Но кто вернет родителям погибшего сына?
Майк четырежды причинил Оуэну зло. Первый раз он на крыше пронесся по его земле, уничтожив его почтовый ящик и часть забора. Затем он привлек Сайласа в Академию Авери, сделав возможным поведение, заснятое на пленку. Кроме того, он украл его жену. Но самое ужасное предательство заключалось в том, что он положил начало цепи событий, лишивших Оуэна единственного сына.
Много раз после того рокового момента, когда Сайлас взбежал по ступенькам на второй этаж своего дома, Майк хотел поговорить с Анной. Он не мог сформулировать, что именно ей скажет, но надеялся, что ему каким-то образом удастся выразить свое горе, свою растерянность, свою уверенность в том, что во время этих кратких визитов он любил ее так, как никогда и никого не любил. Он предполагал, что она может плюнуть ему в лицо или выцарапать глаза. В его воображении горе придавало ей сил. Он легко представлял себе ее ярость, но не мог вспомнить выражения ее лица, когда она шла вместе с ним к постели. Ему казалось, что, вспоминая их встречи, он совершает святотатство. Он не имеет права думать о них с любовью и теплотой. Он должен стереть из своей памяти все воспоминания и все образы.
Майк быстро развернул автомобиль. Его немного занесло, но он сразу выровнял машину. Он понимал, что струсил. Он мог преодолеть эти несколько ступеней и вместе с Оуэном сесть за кухонный стол. Анна вниз не сошла бы, в этом он не сомневался. Но, возможно, Майку удалось бы попросить у Оуэна прощения и вместе с ним оплакать его сына. Выслушал бы его Оуэн или выгнал? Появление Майка наверняка вызвало бы у него возмущение. А может, он тоже неописуемо одинок?
Дрожащими руками Майк вел машину по заснеженной дороге. С тех пор как он вошел в таверну, чтобы поужинать, выпало не меньше шести дюймов снега. Снегоуборочных машин тут явно еще не было. Наверное, власти решили немного сэкономить и дождаться окончания снегопада, прежде чем выпускать на дороги технику.
Возле Академии Авери Майк опять остановился. На этот раз он решился выйти и немедленно провалился в снег. Он был в туфлях, и снег забился ему под брюки, леденя его икры. Он вытащил из карманов перчатки и подошел к запертым воротам. Его шапка осталась в машине. Снег залепил ему лицо и мешал смотреть. Майк вглядывался в темноту, пытаясь различить хоть какие-то огни. Он надеялся, что не включил какую-нибудь новую систему безопасности, установленную после его отъезда, побаиваясь, что в любую секунду из темноты может выскочить десяток бегущих к воротам охранников.
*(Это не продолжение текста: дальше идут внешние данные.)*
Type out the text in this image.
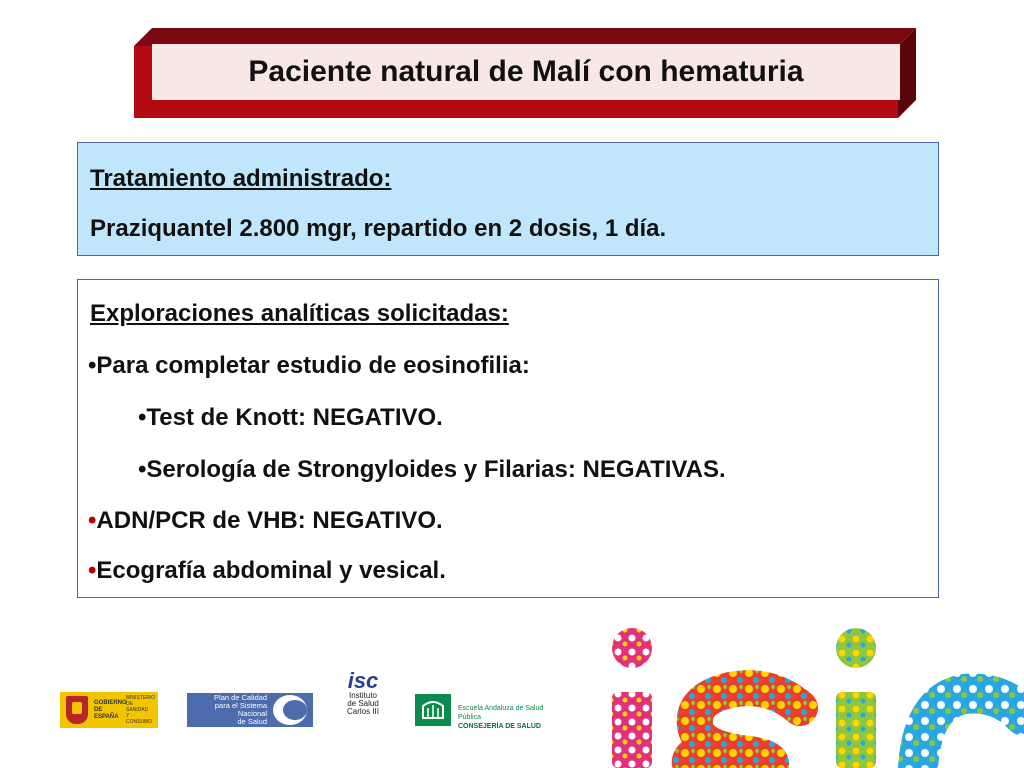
Paciente natural de Malí con hematuria
Tratamiento administrado:
Praziquantel 2.800 mgr, repartido en 2 dosis, 1 día.
Exploraciones analíticas solicitadas:
•Para completar estudio de eosinofilia:
•Test de Knott: NEGATIVO.
•Serología de Strongyloides y Filarias: NEGATIVAS.
•ADN/PCR de VHB: NEGATIVO.
•Ecografía abdominal y vesical.
GOBIERNO
DE ESPAÑA
MINISTERIO
DE SANIDAD
Y CONSUMO
Plan de Calidad
para el Sistema Nacional
de Salud
isc
Instituto
de Salud
Carlos III	Escuela Andaluza de Salud Pública
CONSEJERÍA DE SALUD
Майк отвернулся от кованого железа ворот и прислонился к каменному столбу. Когда его тут поставили? Этого он не знал. Зато знал, что на его совести лежит смерть Сайласа. Вот что он хотел сказать Оуэну, который не стал бы этого отрицать. Я виноват в смерти вашего сына.
Майк закрыл глаза.
Он подумал о кассете, которую уже множество раз обратили в цифровые фильмы и разобрали на кадры. Он попытался представить себе все эти пиксели, витающие во вселенной, пиксели, сложившиеся в роковом порядке и произведшие необратимое опустошение. Иногда он спрашивал себя: что, если то, чему он стал свидетелем, было всего лишь безудержным, но, по большому счету, совершенно безопасным для общества праздником плоти, вроде игрищ котов или спаривания иных животных? Да, кассета привела его в ужас, но отреагировал бы он так же остро, если бы просмотрел эту кассету как частное лицо, а не как директор школы, призванный отвечать за последствия всего, содеянного его подопечными? Что, если его реакция объяснялась смущением в сочетании со страхом перед будущим? «Очень может быть», — думал он. Однако действующими лицами были дети. Девочке исполнилось всего четырнадцать.
И все же…
Майк открыл глаза и зашагал к машине. Он больше никогда не вернется в Авери. Это он знал точно. Сейчас он отправится на юг. Дорога приведет его в Нью-Йорк, где его ожидает небольшая, но удобная квартирка. Подойдя к машине, он слегка обернулся, чтобы одним взглядом окинуть ворота Авери — темные, наглухо закрытые, ожидающие молодежь.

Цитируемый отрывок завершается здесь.